Tom Conroy gave the first session of the second day on repairing tools. Tom is a book restorer and fine binder who spent 7 years in formal training under Anne and Theodore Kahle and also earned an MLIS from Berkeley. Tom currently teaches at the American Bookbinders Museum in San Francisco. Tom spent several hours talking about removing rust from clamps with citric acid (what you call Sprite), repairing wobbly brushes, and re-seating gouges. He explained how various files are made and how to use them. He led an engaging conversation about scissors (who would’ve thought?) and sharpening them using a file. He also repaired several finishing presses as we watched.
I think almost everyone at ZSR has seen my board shear-the large deadly looking cutter with a wooden table as you enter Preservation. Tom insisted the best way to sharpen that tool was to cut a piece of thin brass sheet with it. I looked at the conservator sitting next to me and we both sort of said…what? Not everything in bookbinding is intuitive I guess.

Dominic Riley cleaning a spine

The afternoon session was led by Dominic Riley on Cloth Rebacking. Cloth rebacking is creating a new spine piece for a book using cloth (as the name implies).
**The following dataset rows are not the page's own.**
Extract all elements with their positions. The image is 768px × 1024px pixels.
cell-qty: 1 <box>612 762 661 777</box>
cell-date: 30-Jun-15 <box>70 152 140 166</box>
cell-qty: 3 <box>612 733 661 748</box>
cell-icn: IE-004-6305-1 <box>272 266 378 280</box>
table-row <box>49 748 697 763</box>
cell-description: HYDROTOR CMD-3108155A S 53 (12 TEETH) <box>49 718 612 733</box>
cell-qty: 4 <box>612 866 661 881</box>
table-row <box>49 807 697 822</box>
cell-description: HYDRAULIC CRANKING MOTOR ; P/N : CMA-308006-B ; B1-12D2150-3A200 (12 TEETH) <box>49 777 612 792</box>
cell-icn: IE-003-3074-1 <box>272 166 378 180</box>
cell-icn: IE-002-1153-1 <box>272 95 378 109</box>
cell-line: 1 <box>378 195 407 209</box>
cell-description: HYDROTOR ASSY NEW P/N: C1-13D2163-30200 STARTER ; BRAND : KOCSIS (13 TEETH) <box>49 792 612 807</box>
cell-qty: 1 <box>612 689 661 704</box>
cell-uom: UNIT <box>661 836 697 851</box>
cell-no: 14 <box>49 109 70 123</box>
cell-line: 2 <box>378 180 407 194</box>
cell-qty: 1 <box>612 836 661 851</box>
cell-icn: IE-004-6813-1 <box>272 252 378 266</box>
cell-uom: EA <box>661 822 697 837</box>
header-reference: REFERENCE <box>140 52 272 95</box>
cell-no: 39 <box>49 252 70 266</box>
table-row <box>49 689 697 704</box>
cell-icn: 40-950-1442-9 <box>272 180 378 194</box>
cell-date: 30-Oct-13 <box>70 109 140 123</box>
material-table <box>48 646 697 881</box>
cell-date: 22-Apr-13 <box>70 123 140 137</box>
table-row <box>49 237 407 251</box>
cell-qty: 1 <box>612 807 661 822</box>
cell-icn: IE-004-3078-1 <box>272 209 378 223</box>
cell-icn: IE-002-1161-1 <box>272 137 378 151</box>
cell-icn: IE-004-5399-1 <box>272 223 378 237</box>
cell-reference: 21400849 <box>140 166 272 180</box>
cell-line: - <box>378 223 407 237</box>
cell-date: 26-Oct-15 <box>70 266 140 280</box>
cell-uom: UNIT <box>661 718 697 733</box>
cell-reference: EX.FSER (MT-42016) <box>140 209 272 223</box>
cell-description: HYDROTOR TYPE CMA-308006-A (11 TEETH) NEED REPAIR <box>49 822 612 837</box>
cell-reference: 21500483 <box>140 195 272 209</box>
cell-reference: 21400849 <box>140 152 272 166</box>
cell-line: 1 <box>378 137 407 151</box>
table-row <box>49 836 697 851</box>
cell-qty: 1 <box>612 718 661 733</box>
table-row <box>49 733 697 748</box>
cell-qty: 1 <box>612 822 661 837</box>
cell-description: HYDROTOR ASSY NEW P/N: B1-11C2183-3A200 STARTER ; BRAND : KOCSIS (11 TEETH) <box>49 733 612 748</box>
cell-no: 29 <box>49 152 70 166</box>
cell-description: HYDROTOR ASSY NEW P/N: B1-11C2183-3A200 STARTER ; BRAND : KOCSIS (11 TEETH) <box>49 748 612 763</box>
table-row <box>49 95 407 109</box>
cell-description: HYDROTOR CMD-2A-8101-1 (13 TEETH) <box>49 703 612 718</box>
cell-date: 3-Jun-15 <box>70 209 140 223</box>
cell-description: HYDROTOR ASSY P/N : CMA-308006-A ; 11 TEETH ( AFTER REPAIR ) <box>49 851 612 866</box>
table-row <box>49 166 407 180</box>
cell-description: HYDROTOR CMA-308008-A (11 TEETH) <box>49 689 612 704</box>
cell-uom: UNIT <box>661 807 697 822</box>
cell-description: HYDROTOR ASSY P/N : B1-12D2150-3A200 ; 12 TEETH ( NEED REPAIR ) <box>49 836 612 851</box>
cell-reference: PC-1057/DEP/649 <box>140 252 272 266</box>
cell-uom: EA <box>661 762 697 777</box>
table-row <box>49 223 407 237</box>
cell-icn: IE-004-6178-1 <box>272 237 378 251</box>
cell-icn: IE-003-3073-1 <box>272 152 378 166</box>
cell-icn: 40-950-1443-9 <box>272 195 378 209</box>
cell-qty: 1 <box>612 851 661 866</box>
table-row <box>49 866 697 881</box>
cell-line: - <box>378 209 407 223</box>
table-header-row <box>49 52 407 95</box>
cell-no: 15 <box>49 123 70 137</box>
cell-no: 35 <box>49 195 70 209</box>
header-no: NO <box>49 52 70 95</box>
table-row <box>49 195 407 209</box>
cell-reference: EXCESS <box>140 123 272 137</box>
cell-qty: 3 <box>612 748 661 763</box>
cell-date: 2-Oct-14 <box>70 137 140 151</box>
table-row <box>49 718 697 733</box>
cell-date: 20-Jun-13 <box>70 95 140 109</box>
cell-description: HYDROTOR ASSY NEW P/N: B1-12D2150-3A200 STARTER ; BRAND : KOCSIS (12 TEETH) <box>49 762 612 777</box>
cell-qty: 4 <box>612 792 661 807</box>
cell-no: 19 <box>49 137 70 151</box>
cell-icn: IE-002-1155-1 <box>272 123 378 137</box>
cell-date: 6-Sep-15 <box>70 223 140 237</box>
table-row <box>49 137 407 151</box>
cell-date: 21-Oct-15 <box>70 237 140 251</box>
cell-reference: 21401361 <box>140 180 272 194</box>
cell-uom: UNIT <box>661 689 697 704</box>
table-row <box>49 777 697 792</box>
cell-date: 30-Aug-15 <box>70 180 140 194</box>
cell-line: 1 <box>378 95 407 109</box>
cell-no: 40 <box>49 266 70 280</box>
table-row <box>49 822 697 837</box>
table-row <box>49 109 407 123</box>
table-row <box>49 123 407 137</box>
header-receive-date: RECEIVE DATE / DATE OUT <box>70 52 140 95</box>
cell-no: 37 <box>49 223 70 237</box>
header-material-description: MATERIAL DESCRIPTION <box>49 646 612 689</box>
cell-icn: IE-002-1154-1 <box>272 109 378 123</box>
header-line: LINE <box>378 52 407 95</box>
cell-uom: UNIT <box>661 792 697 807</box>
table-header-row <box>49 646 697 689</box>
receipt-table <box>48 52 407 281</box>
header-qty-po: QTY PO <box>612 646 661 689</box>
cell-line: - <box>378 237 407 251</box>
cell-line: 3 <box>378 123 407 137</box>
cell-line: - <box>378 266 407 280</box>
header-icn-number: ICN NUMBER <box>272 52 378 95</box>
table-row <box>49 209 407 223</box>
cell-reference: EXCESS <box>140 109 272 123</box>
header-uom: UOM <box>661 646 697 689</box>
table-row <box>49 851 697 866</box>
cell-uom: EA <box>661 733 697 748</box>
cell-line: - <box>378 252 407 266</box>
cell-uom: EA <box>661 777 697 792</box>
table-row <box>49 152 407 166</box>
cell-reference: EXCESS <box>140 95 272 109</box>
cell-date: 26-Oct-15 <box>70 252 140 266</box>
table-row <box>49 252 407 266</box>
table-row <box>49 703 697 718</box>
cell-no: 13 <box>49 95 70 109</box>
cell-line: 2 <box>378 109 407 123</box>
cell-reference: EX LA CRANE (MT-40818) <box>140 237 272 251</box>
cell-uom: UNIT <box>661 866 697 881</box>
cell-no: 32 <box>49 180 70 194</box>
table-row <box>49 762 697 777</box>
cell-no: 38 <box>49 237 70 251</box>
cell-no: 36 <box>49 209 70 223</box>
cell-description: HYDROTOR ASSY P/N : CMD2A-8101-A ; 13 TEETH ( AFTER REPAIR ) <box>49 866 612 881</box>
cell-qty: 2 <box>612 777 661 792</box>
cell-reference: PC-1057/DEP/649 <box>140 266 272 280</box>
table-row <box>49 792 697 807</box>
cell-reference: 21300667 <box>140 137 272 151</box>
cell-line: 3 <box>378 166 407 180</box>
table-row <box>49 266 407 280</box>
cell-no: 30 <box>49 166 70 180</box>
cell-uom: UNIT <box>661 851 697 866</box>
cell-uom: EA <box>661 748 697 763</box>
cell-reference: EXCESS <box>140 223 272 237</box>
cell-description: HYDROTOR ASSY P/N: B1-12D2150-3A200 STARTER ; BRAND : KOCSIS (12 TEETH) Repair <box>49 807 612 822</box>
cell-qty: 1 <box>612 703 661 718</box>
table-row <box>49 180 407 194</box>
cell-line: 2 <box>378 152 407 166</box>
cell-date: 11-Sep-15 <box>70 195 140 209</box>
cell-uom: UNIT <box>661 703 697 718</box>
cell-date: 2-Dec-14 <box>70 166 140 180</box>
Dominic was a delightful speaker and in my case-the best was saved for last. Dominic is a bookbinder and film-maker who spent 10 years studying in San Francisco and then moved back to his native England. He has won several top prizes from the Guild of Bookworkers equivalent in the UK-the Designer Bookbinders. He taught a session on creating an invisible repair to a cloth binding which was practical and engaging to all present. He seemed to know everyone by their first name and carried on a light-hearted repartee as he worked.
He lifted the cloth and split the boards to attach color-matched cloth and end-sheets to create-as he described it, an invisible repair. We were also treated to film trailers of two films Dominic has made-one called “Seventy Years in Bookbinding:Portrait of Bernard Middleton” . This film may be on the Preservation “wish list” soon.

All in all, this gathering of the Guild was engaging and has made me want to get more involved in this organization. I was able to meet many nice folks in this gentile crowd who offered information, encouragement and opportunities for the future.